Other ongoing or upcoming Post Theatrical projects include: “Spite & Malice,” by Los Angeles-based Chelsea Sutton & Slipped Beyond Productions, which uses playing cards, found objects, new media and mail-based interactions to tell a fantastical narrative involving the King, the Queen and the Jack (tickets on sale through April 4); “Party Line,” by New York’s Scott Adkins & Let’s Make A Theater Company, which lets ticket-buyers eavesdrop on phone calls between two fictional strangers, then start a correspondence with their favorite character (runs April 6-13); “Dream / Home,” by New York’s New Georges, Emerie Snyder & Lina Younes, described as “an object-based theatrical exploration of your own home and surroundings, led by a playfully mysterious map that connects you to others across the country” (tickets on sale March 29); and “Capricorn 29,” by New York’s The Tank and Alex Hare with Julia Izumi, an interactive “digital musical experience loosely inspired by the dystopian 1976 cult film ‘Logan’s Run,’ set in a society that kills people when they turn 30” (tickets on sale April 29).
'The shared space of an envelope'
RealTime was inspired to create Post Theatrical last spring by participating in the Liveness Lab, a multi-week workshop run by New York’s Orchard Project that gathered some 135 troupes and individuals from around the world to discuss how to do theater in the social-distancing era.
Most of those groups choses to explore virtual options. But RealTime was not the only Live Lab participant to go all-in on theater by mail. The South Carolina-based team West Hyler and Shelley Butler, both directors with Broadway credits, created Artistic Stamp, a theater-by-mail initiative that began last summer and is now prepping its third season.
“We were sort of searching for a way to keep what we love about live theater going,” said Hyler. “The audience having a sensory experience, it being one-on-one, feeling like you have a shared space. We hit upon the idea that plays by mail did that. That you could encounter a show in the shared space of an envelope.”
Artistic Stamp has birthed nine original, interactive productions. In each, a playwright creates a storyline, and a group of actors hand-writes letters presenting it to ticket-buyers who have also assumed roles in the shows. The productions span genres, from romance and science fiction to works based on history – even a mystery for younger audiences. But each develops based on what audiences write, with the actors required to undertake employ level of improvisation in composing their characters’ responses. (Actors are paid by the letter.)

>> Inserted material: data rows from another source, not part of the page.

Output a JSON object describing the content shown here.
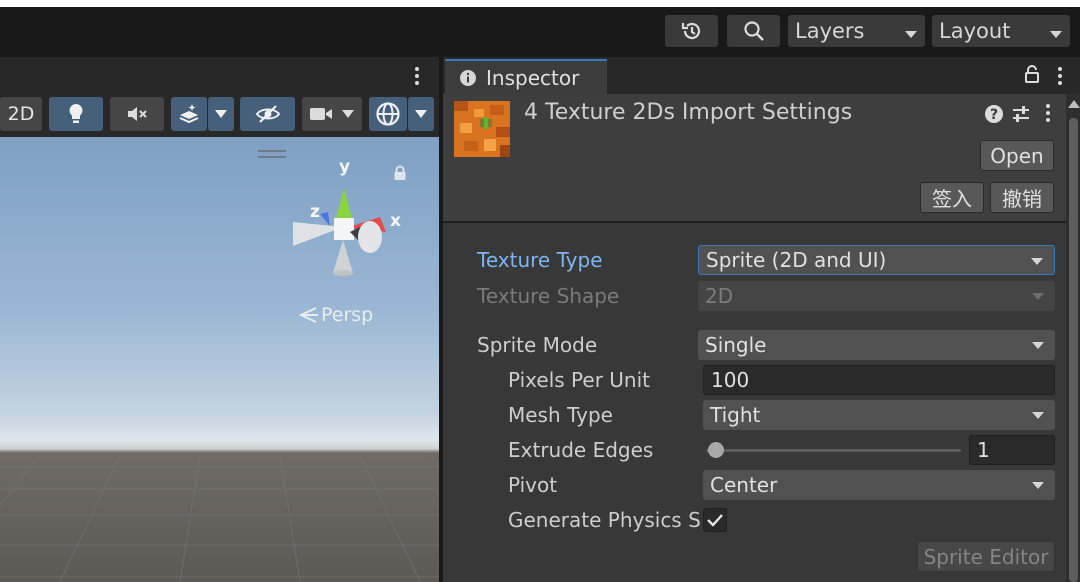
{
  "toolbar": {
    "history_icon": "history-icon",
    "search_icon": "search-icon",
    "layers_label": "Layers",
    "layout_label": "Layout"
  },
  "scene": {
    "tool_2d_label": "2D",
    "gizmo_axis_y": "y",
    "gizmo_axis_x": "x",
    "gizmo_axis_z": "z",
    "persp_label": "Persp"
  },
  "inspector": {
    "tab_title": "Inspector",
    "asset_title": "4 Texture 2Ds Import Settings",
    "open_button": "Open",
    "checkin_button": "签入",
    "revert_button": "撤销",
    "fields": {
      "texture_type_label": "Texture Type",
      "texture_type_value": "Sprite (2D and UI)",
      "texture_shape_label": "Texture Shape",
      "texture_shape_value": "2D",
      "sprite_mode_label": "Sprite Mode",
      "sprite_mode_value": "Single",
      "pixels_per_unit_label": "Pixels Per Unit",
      "pixels_per_unit_value": "100",
      "mesh_type_label": "Mesh Type",
      "mesh_type_value": "Tight",
      "extrude_edges_label": "Extrude Edges",
      "extrude_edges_value": "1",
      "extrude_edges_slider_fraction": 0.03,
      "pivot_label": "Pivot",
      "pivot_value": "Center",
      "generate_physics_label": "Generate Physics S",
      "generate_physics_checked": true
    },
    "sprite_editor_button": "Sprite Editor"
  },
  "colors": {
    "accent_blue": "#3a79bb",
    "focused_label": "#7eb4f2",
    "panel_bg": "#383838",
    "toolbar_bg": "#191919"
  }
}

“What we really wanted was that one-on-one interactive experience where each letter is unique to the person receiving it, and when the audience replies, they become a collaborator in the storytelling,” said Hyler. “We say it’s like a mix between role-playing, choose-your-own adventure, and immersive theater.”
“I thought it was really going to be pulling teeth to reach into people’s homes and get them to play,” said Butler. “And that turned out not to be the case. The great surprise is that people were eager to play.”
Another advantage of plays by mail: Like virtual theater, it can reach audiences who wouldn't normally have access to a physical theater space, even without the pandemic. Many of Artistic Stamp's ticket-buyers live in remote, rural areas, Hyler said.
Artistic Stamp said audience members have told highly personal stories in their letters. Some 6,000 letters have been sent and received through the project since September, Hyler said.
“We’ve realized how in need of connection people right now during this pandemic. How hungry they are for it. How necessary it is,” said Hyler.